RNA-seq and data analysis
HepG2 cells with different treatment conditions, including adherent culture (Ad), suspension culture (Sus), and FSS, were harvested and lysed with Buffer RL (Takara). Each sample were prepared in three parallel duplicates. Then, all the samples were delivered to BGI Corporation (Shenzhen) for quality control, library preparation, and sequencing by a BGI SEQ-500 sequencer. Genes exhibiting a p-value < 0.05 and a fold change of ≥ 2 were considered as differentially expressed genes with statistical significance.

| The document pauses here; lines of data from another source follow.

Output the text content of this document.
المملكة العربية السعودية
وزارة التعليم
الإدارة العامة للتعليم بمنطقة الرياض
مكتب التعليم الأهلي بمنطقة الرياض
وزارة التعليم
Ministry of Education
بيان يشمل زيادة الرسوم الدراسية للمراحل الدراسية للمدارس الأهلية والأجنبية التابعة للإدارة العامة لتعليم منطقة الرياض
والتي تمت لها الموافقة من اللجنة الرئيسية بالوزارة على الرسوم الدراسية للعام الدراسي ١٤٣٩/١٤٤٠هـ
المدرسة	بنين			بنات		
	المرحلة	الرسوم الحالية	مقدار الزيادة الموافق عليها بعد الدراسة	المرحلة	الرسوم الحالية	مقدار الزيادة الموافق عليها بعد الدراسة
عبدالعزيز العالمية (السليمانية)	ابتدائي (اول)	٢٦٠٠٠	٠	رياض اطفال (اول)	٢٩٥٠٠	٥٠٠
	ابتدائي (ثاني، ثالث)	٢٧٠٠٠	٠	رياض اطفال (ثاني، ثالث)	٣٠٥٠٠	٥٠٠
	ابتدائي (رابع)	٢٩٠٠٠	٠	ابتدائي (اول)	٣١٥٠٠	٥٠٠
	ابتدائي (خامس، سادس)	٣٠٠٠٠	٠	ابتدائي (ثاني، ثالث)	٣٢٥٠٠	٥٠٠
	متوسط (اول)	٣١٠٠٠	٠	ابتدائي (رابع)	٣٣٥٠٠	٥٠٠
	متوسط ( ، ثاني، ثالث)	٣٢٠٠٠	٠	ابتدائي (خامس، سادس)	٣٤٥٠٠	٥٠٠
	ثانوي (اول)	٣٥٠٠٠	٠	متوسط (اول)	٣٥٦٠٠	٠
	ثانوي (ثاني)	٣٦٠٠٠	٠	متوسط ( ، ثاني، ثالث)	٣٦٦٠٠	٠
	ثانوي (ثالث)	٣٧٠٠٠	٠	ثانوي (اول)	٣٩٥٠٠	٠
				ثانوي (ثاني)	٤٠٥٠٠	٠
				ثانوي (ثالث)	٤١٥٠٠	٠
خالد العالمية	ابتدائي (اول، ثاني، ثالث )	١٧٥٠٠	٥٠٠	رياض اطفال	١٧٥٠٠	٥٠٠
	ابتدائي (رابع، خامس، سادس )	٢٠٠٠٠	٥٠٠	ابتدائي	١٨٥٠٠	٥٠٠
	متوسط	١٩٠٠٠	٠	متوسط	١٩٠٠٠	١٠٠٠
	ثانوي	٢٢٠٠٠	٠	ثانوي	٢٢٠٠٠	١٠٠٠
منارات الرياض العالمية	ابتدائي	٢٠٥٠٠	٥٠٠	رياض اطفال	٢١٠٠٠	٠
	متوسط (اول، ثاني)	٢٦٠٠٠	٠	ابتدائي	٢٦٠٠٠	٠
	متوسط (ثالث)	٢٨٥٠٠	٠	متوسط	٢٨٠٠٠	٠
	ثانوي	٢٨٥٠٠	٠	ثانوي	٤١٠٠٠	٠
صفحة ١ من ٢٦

RNA extraction and qRT-PCR
Total RNA was extracted using TakaRa MiniBEST universal RNA extraction kit (Takara), and cDNA reverse transcription was then conducted with PrimeScript RT Master Mix (Takara). After that, the quantification of gene expression was carried out with SYBR Green Master Mix (Applied Biosystems) using a QuantStudio 12K Flex real-time PCR instrument (Thermo Fisher). All primer sequences can be found in Table S2.
Western blotting
To investigate the proteins expression, cell lysates were extracted by radio immunoprecipitation assay (RIPA) buffer supplemented with protease inhibitor (Roche) and incubated on ice for 15 min during which the lysates were vortex every 2 min. Then, cell lysates were centrifuged at 12,000 g for 20 min, and the supernatants were harvested. The total protein concentration of cell lysates was quantified by a Bio-Rad colorimetric protein assay reagent. After that, protein samples were separated using sodium dodecyl sulfate-polyacrylamide gel electrophoresis (SDS-PAGE) gel and subsequently transferred onto polyvinylidene fluoride (PVDF) membranes (Millipore) by a semi-dry transfer apparatus (Bio-Rad). The PVDF membranes were blocked with QuickBlock (Beyotime) for 30 min and subsequently incubated at 4°C overnight with specific primary antibodies. The primary antibodies used were against TLR4 (A5258, 1:1000) and TPPP3 (A6775, 1:1000), both purchased from Abclonal. Antibodies against GAPDH (66009-1-Ig, 1:4000) and β-actin (66009-1-Ig, 1:4000) were obtained from Proteintech. After three washes with Tris-buffered saline with 0.1% Tween 20 (TBST), the PVDF membranes were further incubated with horseradish peroxidase-coupled secondary antibody (1:1000, Beyotime) at room temperature for 1 hour. Finally, the membranes were visualized using BeyoECL Plus (P0018S, Beyotime) and imaged with the ChemiDoc System (Bio-Rad).
Tail vein injection
One million of tumor cells (SK-O-Ctrl, SK-O-TLR4 and SK-O-TPPP3) with luciferase-expression were suspended in 200 µL of culture medium and introduced into the bloodstream of NOD/SCID mice aged from 6 to 8 weeks via the tail vein injection. Mice were imaged using IVIS Lumina system (Perkin Elmer) three weeks after injection. After the bioluminescence imaging at week 4, the mice were euthanized, and their organs were harvested for subsequent bioluminescence imaging. The Animal Care and Ethics Committee of City University of Hong Kong (A-0644) has granted approval for all animal experiments conducted in this study.
Statistical analysis
All data are reported as the means ± standard deviations (SD) obtained from at least three independent experiments. Statistical analysis was performed using Prism 9.5 software (GraphPad). Student's two-tailed t-test was used for two-group comparisons, while one-way analysis of variance (ANOVA) was used for multiple comparisons. The significance of differences was indicated as follows: ns for not significant, * for p < 0.05, ** for p < 0.01, *** for p < 0.001, and **** for p < 0.0001.